For most of her life, Amanda Bynes was a star of kid television and teen comedy. When she retired from acting in 2010, she became more famous for her appearances in court—for charges related to a DUI, two hit-and-runs, driving with a suspended license, and, most recently, possessing marijuana and tampering with evidence of the crime (when cops arrived at her New York City apartment, she allegedly chucked a bong from her 36-floor apartment window). But these days, Bynes’ most compelling performance plays out on Twitter: That’s where she logs on to request that Drake “murder” her vagina, post dimly-lit bathroom photos of herself in tangled platinum wigs, and aggressively deny all reports of her personal life emanating from tabloids and law enforcement. She’s like the Horse eBooks of real people. And she rises above the typical crop of child stars turned tabloid train wrecks by her aggressive attempts to control the public perception of just how she's going off the rails.
When Britney Spears shaved her head in 2007, before Twitter blew up, zoomed-in photos of Spears shearing herself circulated through tabloid magazines and blogs. When Bynes buzzed half her scalp in April, she debuted her new look herself in a smiling self-shot on her own Twitter, her cell phone peeking into the frame. "No more old photos!" she wrote. "This is the new me! I love it!" In an age where endless information and photographic evidence of our personal lives is freely available on the internet, our online identities are created not by the sum of our tweets and pics, but by which ones get shared the farthest and widest. Bynes is our self-curatorial queen, and we are her followers, spreading her message.
I don’t know what’s really going on with Amanda Bynes, but every hour or so, I get a micro-update on the way she hopes to present herself to the world. Bynes picks through each paparazzi photoset of herself, then informs her 1.4 million Twitter followers which photos she’s deemed flattering (“I love this one! I don’t look so obese!”) and which are the product of devious Photoshoppers (“They superimposed my face onto someone else's body! I'm suing!”). She uses a service to extend her Twitter rants far beyond 140 characters. “Don't believe anything you read about me unless I confirm it on twitter,” she tweets to fans. “Only use photos from my twitter when writing an article about me,” she tweets to journalists. She is particularly insistent that journalists not publish photos taken prior to the nose job she had “to remove skin that was like a webbing in between my eyes”; non-compliance, she has tweeted, may result in Bynes tweeting unflattering photos of the tabloid journalists themselves.

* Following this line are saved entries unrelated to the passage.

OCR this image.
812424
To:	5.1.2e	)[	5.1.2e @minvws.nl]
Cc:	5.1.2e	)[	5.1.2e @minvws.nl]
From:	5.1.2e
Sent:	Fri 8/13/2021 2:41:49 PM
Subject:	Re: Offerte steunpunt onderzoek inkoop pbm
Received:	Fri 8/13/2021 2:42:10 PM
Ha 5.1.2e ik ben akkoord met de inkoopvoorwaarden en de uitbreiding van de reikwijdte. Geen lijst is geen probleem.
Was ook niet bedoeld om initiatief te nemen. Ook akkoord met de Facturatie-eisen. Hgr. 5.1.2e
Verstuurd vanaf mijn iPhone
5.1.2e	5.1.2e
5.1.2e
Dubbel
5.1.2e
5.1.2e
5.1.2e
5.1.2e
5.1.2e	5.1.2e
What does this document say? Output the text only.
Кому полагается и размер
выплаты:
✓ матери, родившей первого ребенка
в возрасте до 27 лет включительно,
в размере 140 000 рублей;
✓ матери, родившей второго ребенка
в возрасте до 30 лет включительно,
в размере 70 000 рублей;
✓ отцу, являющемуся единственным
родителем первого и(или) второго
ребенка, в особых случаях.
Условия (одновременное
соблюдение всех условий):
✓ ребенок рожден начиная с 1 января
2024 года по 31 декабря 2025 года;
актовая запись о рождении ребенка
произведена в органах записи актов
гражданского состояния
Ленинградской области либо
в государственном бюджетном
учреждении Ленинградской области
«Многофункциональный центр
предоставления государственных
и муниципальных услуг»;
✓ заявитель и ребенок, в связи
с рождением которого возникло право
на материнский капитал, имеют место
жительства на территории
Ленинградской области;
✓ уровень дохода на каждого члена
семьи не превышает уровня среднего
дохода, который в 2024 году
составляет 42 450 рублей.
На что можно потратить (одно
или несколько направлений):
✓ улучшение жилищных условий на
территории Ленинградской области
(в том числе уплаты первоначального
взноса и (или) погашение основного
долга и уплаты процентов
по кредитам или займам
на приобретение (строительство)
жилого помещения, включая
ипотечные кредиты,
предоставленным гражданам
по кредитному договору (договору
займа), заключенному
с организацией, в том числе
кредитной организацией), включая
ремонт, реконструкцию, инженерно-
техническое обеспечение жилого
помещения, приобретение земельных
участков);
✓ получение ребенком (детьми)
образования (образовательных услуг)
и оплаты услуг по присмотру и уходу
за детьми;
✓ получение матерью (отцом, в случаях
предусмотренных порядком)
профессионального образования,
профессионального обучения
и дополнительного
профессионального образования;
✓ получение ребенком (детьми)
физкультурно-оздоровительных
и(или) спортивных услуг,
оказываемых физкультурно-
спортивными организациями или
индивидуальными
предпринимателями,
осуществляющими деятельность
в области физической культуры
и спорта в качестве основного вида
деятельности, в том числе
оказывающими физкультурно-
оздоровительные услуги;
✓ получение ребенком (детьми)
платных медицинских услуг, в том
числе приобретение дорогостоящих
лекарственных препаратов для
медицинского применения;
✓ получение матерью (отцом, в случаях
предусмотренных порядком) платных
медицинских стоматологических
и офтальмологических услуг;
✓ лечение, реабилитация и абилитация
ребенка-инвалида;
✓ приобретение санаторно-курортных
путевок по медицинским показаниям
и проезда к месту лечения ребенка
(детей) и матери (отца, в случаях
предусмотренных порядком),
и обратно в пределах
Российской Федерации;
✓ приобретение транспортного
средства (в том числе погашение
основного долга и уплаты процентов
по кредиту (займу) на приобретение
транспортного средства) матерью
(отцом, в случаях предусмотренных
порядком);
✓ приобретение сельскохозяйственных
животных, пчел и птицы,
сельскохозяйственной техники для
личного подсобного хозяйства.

Of course, many celebrities mount press offensives to protect their images. After Beyonce performed at the Super Bowl this year, her publicist famously requested that news outlets delete any photos of the singer she’d deemed less than flattering. Celebrities routinely sue tabloids over their most egregious fabrications. Angelina Jolie decided to tell her own story about her preventative double mastectomy to the New York Times instead of filtering it through a journalist’s byline (or waiting for a tabloid to discover the surgery first). And everyday social media users participate in this self-curation, too, carefully choosing their profile pictures and erecting privacy barriers between friends they don’t want to know too much. But Bynes’ reality construction is next-level. When paparazzi snapped photographs of Bynes snaking through New York in sweatpants and dyed pink hair, she claimed it wasn’t her. ("My hair is blonde I've never been a redhead! Somebody keeps posing as me!”). And when police alleged that Bynes threw a bong out of her 36th-floor apartment window, she claimed that was no bong (“it's clearly a clear and blue stained glass Ciroc bottle”). In the face of DUI and weed charges, she doesn’t just claim she wasn’t wasted—she says she is totally “allergic to marijuana and alcohol.”

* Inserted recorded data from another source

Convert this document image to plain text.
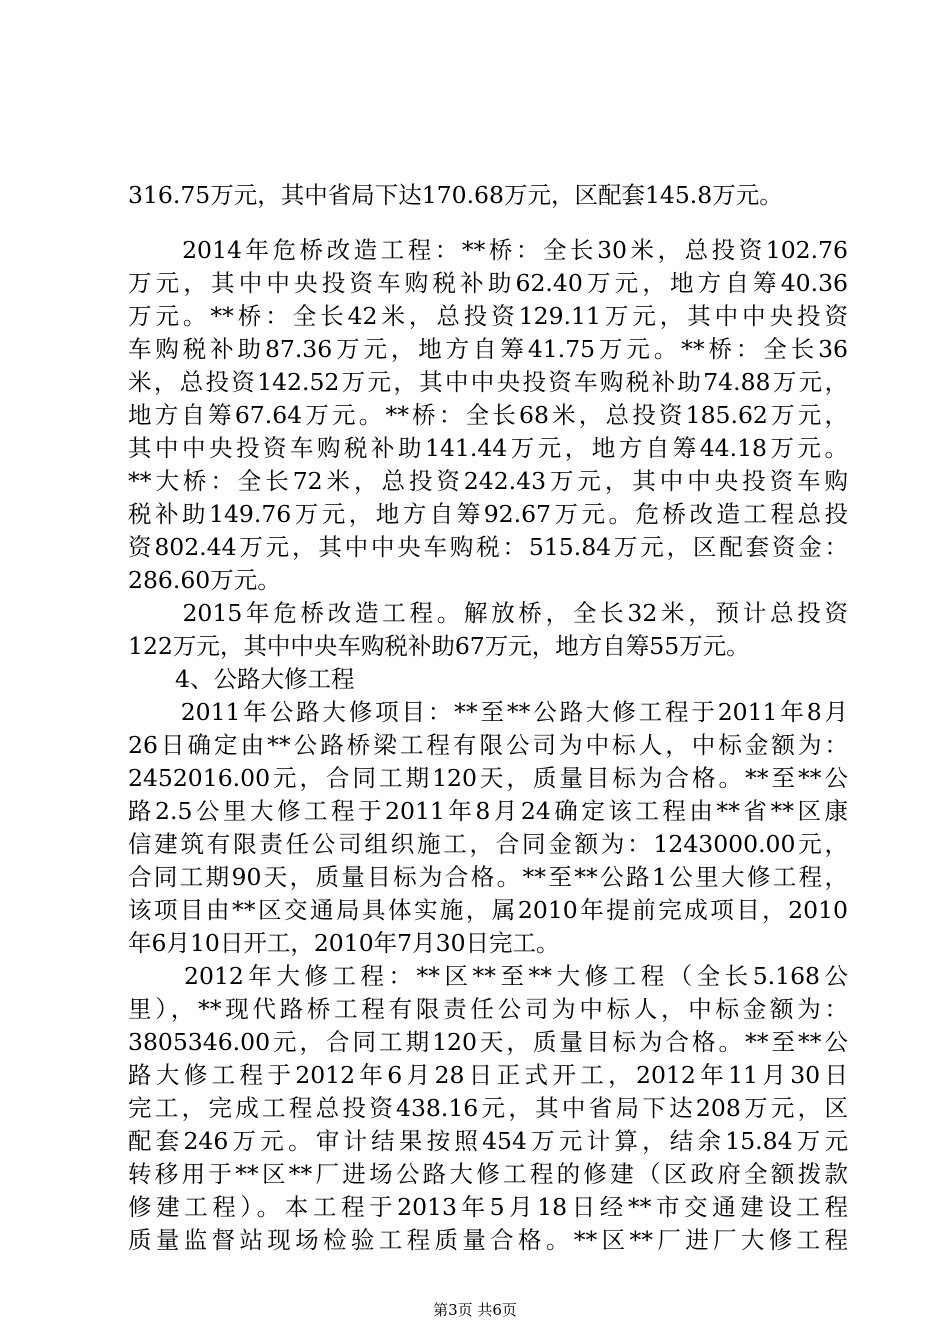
316.75万元，其中省局下达170.68万元，区配套145.8万元。
　　2014年危桥改造工程：**桥：全长30米，总投资102.76
万元，其中中央投资车购税补助62.40万元，地方自筹40.36
万元。**桥：全长42米，总投资129.11万元，其中中央投资
车购税补助87.36万元，地方自筹41.75万元。**桥：全长36
米，总投资142.52万元，其中中央投资车购税补助74.88万元，
地方自筹67.64万元。**桥：全长68米，总投资185.62万元，
其中中央投资车购税补助141.44万元，地方自筹44.18万元。
**大桥：全长72米，总投资242.43万元，其中中央投资车购
税补助149.76万元，地方自筹92.67万元。危桥改造工程总投
资802.44万元，其中中央车购税：515.84万元，区配套资金：
286.60万元。
　　2015年危桥改造工程。解放桥，全长32米，预计总投资
122万元，其中中央车购税补助67万元，地方自筹55万元。
　　4、公路大修工程
　　2011年公路大修项目：**至**公路大修工程于2011年8月
26日确定由**公路桥梁工程有限公司为中标人，中标金额为：
2452016.00元，合同工期120天，质量目标为合格。**至**公
路2.5公里大修工程于2011年8月24确定该工程由**省**区康
信建筑有限责任公司组织施工，合同金额为：1243000.00元，
合同工期90天，质量目标为合格。**至**公路1公里大修工程，
该项目由**区交通局具体实施，属2010年提前完成项目，2010
年6月10日开工，2010年7月30日完工。
　　2012年大修工程：**区**至**大修工程（全长5.168公
里），**现代路桥工程有限责任公司为中标人，中标金额为：
3805346.00元，合同工期120天，质量目标为合格。**至**公
路大修工程于2012年6月28日正式开工，2012年11月30日
完工，完成工程总投资438.16元，其中省局下达208万元，区
配套246万元。审计结果按照454万元计算，结余15.84万元
转移用于**区**厂进场公路大修工程的修建（区政府全额拨款
修建工程）。本工程于2013年5月18日经**市交通建设工程
质量监督站现场检验工程质量合格。**区**厂进厂大修工程
第3页 共6页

To some degree, this social media strategy has paid off for Amanda Bynes. By railing against the celebrity media that has exerted ownership over her image (and profited from it) since she was 7 years old, Bynes has amassed a legion of young fans similarly pissed off at how others perceive their personal image—if not paparazzi, then friends and bullies and parents. The more Bynes protests about how the tabloids depict her, the more photographers gravitate her way. Her follower count just keeps ticking up. As Courtney Love tweeted at Bynes, “pull it together dude.” But as Gucci Mane said, “You must be doing it right.”